S’il y a bien une mesure susceptible de faire régurgiter de tous ses cours
de science politique un ancien étudiant de SciencesPo., qui, bon élève, avait
appris, retenu, et assimilé l’idée selon laquelle le rôle du politique était
globalement de penser à l’intérêt général et à long terme, c’est bien le
plafonnement du prix de l’essence.
Existe-t-il seulement une mesure plus démagogique,
court-termiste, et à l’encontre du bon sens que celle qui consiste à limiter à
la hausse le prix des carburant ? Et encore plus stupide de ne le faire
que pendant trois mois ? Donner un caractère permanent à l’initiative
aurait au moins eu l’avantage d’ajouter de la cohérence à la stupidité, tandis
qu’en l’état cette dernière se trouve esseulée et même mise à nue et sous les
projecteurs grâce à l’action du gouvernement, et avec la bénédiction de plus de
80% des Français paraît-il, même des lecteurs du Figaro.
C’est un exemple d’irrationalité collective
parfait. Tout le monde s’accorde sur le fait que : l’impact sur les
finances personnelles du consommateur est faible (environ 2€ par plein de 40L
je crois), d’autant plus après l’été ; l’impact sur les finances de l’Etat
est significatif (plusieurs centaines de millions d’Euros de dette
supplémentaire) ; ça encourage les gens à prendre leur bagnole polluante au
lieu de les encourager à prendre des initiatives plus écologiques (covoiturage,
transports en commun etc.) ; tout le monde revient à la case départ dans
trois mois, voire même avant si le cours du brut augmente d’ici là. La boucle
est bouclée.
Résultat pour les gens : 2€ d’économie dans
le mois, de quoi acheter une baguette et demi.
Résultat pour la société : Une dette qui
s’alourdit pour RIEN, car aucun investissement n’a été réalisé, ainsi qu’une
contribution supplémentaire à l’idée société-cide que l’Etat peut tout alors
qu’il ne fait qu’en entretenir l’illusion. Qui est dupe ? Combien de temps
ce jeu favori de nos gouvernants consistant à faire une chose et son contraire
pour se faire élire va-t-il continuer ? Combien de temps va-t-on continuer
de promouvoir les comportements écologiques tout en subventionnant le prix de
l’essence ? De lutter contre les fermetures d’usines automobiles et d’encourager
les gens à ne pas prendre leur voiture ? De s’opposer à la fermeture des
raffineries de pétrole et d’encourager la diminution de consommation de
carburant ?
C’est le vice qui caractérise la politique
actuelle davantage tournée vers le marketing que vers les idées. Vouloir tout
et son contraire, être une girouette qui tourne en fonction du vent très changeant
de l’opinion publique et qui cède à ses moindres soubresauts, au lieu de lui
apporter ce qui lui manque : une vision stable et durable, un vrai projet
de société, guidé par le souci de l’intérêt général à long terme. Mais est-ce
seulement possible alors que les élections se multiplient et envahissent
même désormais le fonctionnement des partis ? Peut-on porter une vision à
long terme de la France alors qu’on est élu pour 5 ans (et donc davantage
concernés par sa réélection pendant au moins la moitié du mandat).

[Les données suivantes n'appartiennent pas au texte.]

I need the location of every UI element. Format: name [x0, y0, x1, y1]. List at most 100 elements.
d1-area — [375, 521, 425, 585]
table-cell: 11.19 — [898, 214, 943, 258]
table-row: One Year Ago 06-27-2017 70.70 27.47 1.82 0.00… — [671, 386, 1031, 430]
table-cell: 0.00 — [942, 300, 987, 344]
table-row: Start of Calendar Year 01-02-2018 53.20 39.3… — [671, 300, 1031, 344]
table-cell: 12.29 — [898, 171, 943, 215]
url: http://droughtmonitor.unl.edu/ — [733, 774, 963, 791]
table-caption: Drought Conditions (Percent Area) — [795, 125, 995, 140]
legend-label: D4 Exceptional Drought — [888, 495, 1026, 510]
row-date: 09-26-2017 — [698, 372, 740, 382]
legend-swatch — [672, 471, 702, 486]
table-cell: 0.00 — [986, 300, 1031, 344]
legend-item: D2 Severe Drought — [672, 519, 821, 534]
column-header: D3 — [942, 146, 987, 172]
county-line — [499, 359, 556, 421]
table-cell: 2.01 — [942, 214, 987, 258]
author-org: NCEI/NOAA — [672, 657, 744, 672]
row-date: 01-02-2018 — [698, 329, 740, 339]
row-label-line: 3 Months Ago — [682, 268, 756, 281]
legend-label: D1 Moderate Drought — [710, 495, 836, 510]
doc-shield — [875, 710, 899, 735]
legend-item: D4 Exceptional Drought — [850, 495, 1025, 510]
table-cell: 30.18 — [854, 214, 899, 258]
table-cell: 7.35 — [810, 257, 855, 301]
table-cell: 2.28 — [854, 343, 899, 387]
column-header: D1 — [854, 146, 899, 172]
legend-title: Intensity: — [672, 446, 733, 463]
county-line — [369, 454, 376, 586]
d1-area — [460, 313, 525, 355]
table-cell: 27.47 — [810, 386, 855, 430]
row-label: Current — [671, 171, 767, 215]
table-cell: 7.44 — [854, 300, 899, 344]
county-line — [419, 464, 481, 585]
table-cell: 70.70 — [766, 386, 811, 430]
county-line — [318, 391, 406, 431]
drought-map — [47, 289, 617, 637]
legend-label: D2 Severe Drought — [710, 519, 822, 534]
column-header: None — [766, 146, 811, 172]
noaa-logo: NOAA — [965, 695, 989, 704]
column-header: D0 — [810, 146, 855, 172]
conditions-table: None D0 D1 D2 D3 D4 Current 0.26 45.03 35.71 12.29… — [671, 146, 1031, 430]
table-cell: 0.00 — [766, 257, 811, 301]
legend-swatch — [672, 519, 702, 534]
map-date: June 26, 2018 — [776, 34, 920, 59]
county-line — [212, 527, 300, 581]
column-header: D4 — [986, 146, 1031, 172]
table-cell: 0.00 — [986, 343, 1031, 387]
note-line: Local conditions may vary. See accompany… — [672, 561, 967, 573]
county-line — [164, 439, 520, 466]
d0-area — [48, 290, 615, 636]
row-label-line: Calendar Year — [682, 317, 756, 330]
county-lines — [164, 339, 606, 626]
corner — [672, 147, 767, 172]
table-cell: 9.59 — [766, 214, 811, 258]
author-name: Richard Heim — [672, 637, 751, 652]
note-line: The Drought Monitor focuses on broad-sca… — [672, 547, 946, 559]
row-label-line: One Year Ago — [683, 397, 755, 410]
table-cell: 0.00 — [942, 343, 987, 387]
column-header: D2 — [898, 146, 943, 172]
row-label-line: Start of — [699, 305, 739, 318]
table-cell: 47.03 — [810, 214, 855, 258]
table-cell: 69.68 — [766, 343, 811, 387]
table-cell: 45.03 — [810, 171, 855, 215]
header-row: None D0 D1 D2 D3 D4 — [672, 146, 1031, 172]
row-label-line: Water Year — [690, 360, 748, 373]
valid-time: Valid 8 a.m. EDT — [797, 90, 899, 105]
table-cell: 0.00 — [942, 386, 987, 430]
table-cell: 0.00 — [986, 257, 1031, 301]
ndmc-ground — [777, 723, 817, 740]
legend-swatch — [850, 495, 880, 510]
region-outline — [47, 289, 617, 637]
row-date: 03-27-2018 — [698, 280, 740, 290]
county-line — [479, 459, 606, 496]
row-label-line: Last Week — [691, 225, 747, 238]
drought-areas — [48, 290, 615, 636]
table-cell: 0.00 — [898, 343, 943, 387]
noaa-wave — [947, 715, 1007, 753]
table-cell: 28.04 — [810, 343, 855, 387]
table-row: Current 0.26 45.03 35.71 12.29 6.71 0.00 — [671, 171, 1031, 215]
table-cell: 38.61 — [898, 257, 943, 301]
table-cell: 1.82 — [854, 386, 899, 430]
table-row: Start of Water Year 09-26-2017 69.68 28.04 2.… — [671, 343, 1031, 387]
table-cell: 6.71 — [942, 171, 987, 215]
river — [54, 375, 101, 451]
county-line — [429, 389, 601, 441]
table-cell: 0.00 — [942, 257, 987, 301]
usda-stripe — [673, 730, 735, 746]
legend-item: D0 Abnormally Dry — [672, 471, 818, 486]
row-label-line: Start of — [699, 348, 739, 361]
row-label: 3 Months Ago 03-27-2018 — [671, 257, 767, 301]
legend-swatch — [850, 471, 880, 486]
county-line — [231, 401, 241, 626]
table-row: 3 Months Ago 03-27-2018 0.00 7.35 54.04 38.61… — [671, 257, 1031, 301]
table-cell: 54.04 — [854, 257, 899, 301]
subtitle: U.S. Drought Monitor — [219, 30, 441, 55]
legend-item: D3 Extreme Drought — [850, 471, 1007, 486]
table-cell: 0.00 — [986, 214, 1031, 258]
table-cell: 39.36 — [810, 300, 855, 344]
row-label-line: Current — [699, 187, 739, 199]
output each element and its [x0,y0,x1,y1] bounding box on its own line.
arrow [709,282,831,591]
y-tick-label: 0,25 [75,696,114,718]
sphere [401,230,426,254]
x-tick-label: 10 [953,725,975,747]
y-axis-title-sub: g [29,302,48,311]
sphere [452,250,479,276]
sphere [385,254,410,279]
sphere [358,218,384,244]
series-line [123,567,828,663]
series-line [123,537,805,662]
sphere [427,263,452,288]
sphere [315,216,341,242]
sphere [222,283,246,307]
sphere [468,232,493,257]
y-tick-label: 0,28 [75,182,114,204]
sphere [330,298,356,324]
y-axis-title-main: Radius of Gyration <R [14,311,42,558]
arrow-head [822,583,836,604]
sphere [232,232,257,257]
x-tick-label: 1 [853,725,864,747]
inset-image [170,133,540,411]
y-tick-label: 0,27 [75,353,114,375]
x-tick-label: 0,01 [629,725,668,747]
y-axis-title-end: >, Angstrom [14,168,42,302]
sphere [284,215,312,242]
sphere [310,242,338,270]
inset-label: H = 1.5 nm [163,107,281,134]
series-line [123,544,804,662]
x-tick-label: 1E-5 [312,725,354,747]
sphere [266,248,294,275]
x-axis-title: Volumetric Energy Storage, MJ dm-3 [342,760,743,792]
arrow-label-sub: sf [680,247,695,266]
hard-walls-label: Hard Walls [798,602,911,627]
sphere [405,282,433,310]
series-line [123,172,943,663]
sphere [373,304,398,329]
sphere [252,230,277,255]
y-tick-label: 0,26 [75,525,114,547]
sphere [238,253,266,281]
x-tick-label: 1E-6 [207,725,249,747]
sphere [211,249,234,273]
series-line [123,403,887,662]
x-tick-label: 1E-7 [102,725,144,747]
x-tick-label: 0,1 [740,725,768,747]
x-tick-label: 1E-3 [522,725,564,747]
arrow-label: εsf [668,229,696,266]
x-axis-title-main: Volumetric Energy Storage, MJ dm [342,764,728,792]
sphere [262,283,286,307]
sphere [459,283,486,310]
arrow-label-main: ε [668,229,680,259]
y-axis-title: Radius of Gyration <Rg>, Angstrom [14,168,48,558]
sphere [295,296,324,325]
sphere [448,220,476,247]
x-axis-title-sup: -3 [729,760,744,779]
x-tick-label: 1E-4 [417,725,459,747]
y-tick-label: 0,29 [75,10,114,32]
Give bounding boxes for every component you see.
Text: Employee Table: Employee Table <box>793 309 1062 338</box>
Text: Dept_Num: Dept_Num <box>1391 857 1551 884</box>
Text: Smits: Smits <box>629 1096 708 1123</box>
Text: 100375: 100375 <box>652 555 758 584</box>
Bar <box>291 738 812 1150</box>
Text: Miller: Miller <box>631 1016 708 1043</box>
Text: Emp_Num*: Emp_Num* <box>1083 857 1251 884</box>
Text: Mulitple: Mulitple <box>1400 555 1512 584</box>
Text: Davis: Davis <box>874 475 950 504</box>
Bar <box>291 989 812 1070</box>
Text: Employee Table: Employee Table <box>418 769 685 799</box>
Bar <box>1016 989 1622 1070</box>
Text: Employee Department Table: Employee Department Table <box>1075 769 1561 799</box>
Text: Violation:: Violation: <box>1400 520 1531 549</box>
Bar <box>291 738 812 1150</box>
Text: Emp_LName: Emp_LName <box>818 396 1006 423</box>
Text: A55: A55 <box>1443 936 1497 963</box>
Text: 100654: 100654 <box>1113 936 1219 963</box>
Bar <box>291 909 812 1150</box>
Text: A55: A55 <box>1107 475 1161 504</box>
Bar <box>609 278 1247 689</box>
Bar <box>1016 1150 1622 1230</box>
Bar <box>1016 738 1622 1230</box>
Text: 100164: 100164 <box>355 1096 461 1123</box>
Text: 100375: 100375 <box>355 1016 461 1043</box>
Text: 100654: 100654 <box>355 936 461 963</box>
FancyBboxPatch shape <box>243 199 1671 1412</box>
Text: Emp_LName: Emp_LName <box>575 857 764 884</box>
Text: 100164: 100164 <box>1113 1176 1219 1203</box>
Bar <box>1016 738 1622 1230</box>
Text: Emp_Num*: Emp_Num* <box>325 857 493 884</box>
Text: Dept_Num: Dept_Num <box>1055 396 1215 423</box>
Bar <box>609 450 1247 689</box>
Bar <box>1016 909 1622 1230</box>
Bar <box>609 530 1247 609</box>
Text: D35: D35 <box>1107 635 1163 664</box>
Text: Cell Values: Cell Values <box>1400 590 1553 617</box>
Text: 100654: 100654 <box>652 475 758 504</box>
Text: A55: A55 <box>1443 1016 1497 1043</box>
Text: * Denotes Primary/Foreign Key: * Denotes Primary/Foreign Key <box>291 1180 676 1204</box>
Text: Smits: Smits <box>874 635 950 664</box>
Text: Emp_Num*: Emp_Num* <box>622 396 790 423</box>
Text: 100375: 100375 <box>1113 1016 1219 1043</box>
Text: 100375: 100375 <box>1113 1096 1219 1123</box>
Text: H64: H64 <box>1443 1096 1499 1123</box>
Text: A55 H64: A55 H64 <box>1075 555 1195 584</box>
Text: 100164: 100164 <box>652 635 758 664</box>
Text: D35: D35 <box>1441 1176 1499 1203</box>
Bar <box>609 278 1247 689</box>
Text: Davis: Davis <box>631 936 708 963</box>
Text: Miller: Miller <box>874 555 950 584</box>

Napoléon disait que les hommes de génie sont comme des météores destinés à brûler pour
éclairer leur siècle. Aucun homme politique n’est à ce jour prêt à
« brûler » pour rendre à la France sa grandeur et lui faire subir les
traitements douloureux dont elle a besoin et lui faire voir en face la crue réalité
du monde qui se présente à nous.
Finalement, le blocage du prix de l’essence revêt
une symbolique très forte sur la capacité des politiques à relancer les forces
vives de la France, et une telle mesure est peut-être moins une œuvre émanant
de la stupidité qu’un cri de désespoir d’une classe politique en mal de
solutions et qui appelle, sans en être consciente, à être évincée.